Outstanding records of employment

[42] It may be that the Claimant has additional insurable hours. As he says, he has requested records of employment that will show he has additional hours. However, the General Division could only make a determination based on the evidence before it.

[43] The hearing file included four records of employment.Footnote 16 As I have noted above, because of section 30(1)(a) of the Employment Insurance Act, the General Division could only consider the insurable hours that the Claimant had accumulated since leaving his employment on December 7, 2022. This meant that the General Division could not consider the Claimant’s 88 insurable hours that he had from his employment between November 21, 2022, and December 7, 2022.

[44] The General Division accepted the hours from the other records of employment. The Claimant earned these hours after he left his employment on December 7, 2022. There was a total of 202 hours.
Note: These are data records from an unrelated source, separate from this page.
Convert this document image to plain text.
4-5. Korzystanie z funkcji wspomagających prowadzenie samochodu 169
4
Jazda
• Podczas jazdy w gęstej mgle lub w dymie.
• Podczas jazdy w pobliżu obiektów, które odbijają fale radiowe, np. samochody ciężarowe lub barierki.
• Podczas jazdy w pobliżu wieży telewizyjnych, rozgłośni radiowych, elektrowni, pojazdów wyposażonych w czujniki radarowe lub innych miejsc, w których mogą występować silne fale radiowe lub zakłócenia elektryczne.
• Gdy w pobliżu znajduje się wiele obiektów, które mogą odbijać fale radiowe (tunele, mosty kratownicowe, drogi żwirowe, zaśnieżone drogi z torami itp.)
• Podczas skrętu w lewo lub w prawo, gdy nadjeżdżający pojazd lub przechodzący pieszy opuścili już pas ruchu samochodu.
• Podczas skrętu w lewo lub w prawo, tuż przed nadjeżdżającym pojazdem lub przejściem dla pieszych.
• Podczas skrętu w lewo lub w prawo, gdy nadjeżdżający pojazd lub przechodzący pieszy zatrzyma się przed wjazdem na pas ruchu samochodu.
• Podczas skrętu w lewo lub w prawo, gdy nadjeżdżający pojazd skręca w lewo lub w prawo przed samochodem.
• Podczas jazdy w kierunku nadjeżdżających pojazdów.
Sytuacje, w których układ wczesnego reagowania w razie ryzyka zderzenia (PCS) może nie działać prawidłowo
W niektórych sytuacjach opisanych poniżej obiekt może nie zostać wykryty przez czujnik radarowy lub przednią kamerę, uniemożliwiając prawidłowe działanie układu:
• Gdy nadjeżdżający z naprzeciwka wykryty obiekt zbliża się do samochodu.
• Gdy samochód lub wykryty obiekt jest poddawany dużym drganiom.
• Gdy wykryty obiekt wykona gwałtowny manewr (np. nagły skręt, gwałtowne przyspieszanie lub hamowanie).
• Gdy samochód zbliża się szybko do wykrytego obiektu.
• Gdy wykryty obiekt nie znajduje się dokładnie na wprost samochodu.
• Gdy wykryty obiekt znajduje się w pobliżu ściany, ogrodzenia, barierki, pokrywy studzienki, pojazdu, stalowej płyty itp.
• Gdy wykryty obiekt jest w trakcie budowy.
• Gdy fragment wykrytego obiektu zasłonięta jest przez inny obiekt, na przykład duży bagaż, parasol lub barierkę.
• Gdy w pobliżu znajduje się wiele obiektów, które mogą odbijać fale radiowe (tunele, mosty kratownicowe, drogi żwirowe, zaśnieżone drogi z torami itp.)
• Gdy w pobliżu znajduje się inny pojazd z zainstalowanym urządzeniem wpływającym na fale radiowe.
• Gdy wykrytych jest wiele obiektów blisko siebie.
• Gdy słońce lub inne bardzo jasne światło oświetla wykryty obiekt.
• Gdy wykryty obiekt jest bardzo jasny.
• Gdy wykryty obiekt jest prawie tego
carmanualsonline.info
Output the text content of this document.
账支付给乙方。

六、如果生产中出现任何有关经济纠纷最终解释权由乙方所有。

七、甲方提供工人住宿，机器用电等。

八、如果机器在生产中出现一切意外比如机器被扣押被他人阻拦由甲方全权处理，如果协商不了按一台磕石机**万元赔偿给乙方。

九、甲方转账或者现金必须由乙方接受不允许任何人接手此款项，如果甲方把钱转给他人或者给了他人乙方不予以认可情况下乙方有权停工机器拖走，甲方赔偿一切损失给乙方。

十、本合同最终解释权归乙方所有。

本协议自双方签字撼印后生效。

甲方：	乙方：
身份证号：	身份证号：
[45] The General Division found that, absent testimony or documents showing that the Claimant had worked more insurable hours since leaving his job without just cause, it was unable to find that he had worked the necessary 700 hours to qualify for benefits.

[46] If the Claimant’s employer(s) produce(s) these records of employment or the Claimant is somehow able to establish that he has additional hours, he can produce these to the Commission. At that point, the Commission can decide whether any additional hours establish that the Claimant had sufficient insurable hours to qualify for benefits.

Conclusion

[47] The appeal does not have a reasonable chance of success. Permission to appeal is refused. This means that the appeal will not be going ahead.